Bukovsky didn't bring down the Soviet Union. Eventually, he was forced to emigrate to the West where he wrote this memoir. The Soviet Union lasted a dozen years longer. But his life was an inspiration to others both inside and outside the Soviet Union. It ought to be an inspiration to us today. Don't compromise with evil. Don't normalize wrong-doing. Resist.'Why should I do it?' asks each man in the crowd. 'I can do nothing alone.' And they are all lost. 'If I don’t do it, who will?' asks the man with his back to the wall. And everyone is saved. That is how a man begins building his castle.
So why only a C+ grade? Bukovsky's first hand account of life inside the gulag is invaluable, but his understanding of the West is simplistic, understandable for a man who spent most of his adult life in and out of Soviet prisons.
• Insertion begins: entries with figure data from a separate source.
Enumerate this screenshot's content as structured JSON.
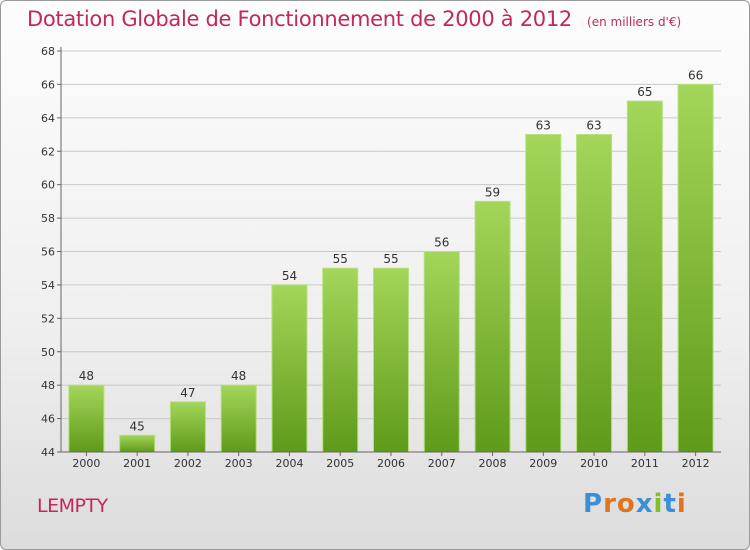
{
  "title": "Dotation Globale de Fonctionnement de 2000 à 2012",
  "unit": "(en milliers d'€)",
  "commune": "LEMPTY",
  "logo": {
    "letters": [
      "P",
      "r",
      "o",
      "x",
      "i",
      "t",
      "i"
    ],
    "colors": [
      "#3a8fd6",
      "#e0741f",
      "#e0741f",
      "#3a8fd6",
      "#7fbf2a",
      "#3a8fd6",
      "#e0741f"
    ]
  },
  "colors": {
    "bar_light": "#a3d65a",
    "bar_dark": "#5f9a1b",
    "title": "#c4275c",
    "grid": "#c8c8c8"
  },
  "chart_data": {
    "type": "bar",
    "title": "Dotation Globale de Fonctionnement de 2000 à 2012",
    "categories": [
      "2000",
      "2001",
      "2002",
      "2003",
      "2004",
      "2005",
      "2006",
      "2007",
      "2008",
      "2009",
      "2010",
      "2011",
      "2012"
    ],
    "values": [
      48,
      45,
      47,
      48,
      54,
      55,
      55,
      56,
      59,
      63,
      63,
      65,
      66
    ],
    "ylim": [
      44,
      68
    ],
    "yticks": [
      44,
      46,
      48,
      50,
      52,
      54,
      56,
      58,
      60,
      62,
      64,
      66,
      68
    ],
    "grid": true
  }
}
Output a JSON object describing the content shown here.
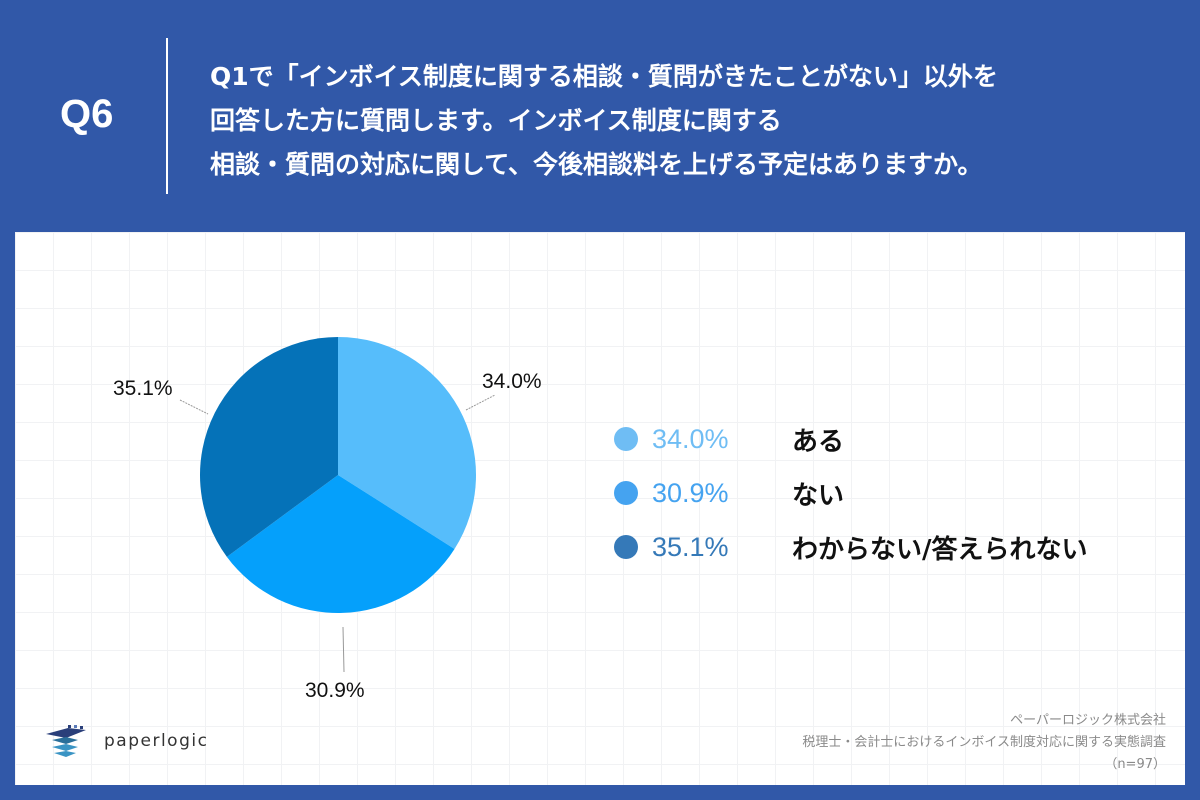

The book was written forty years ago. Over time, its grade necessarily depends more and more on its literary merit. It needed a heavy hand by an editor. The writing is clumsy. The narrative is disjointed. There are too many bad descriptions like, "I let him have a pile of obscenities about the size of a medium New York skyscraper." Less of that, please, and more music like...
The wheels clack, the carriage jolts over the points, the women sing sorrowfully, while the guards walk up and down the corridor, peering in at the cons. 'To the e-e-e-east,' wails the locomotive. Where are they shipping us? To Komi, Tyumen, Kirov, or Perm? What difference does it make? The trains going west are empty. There is no point in taking us west.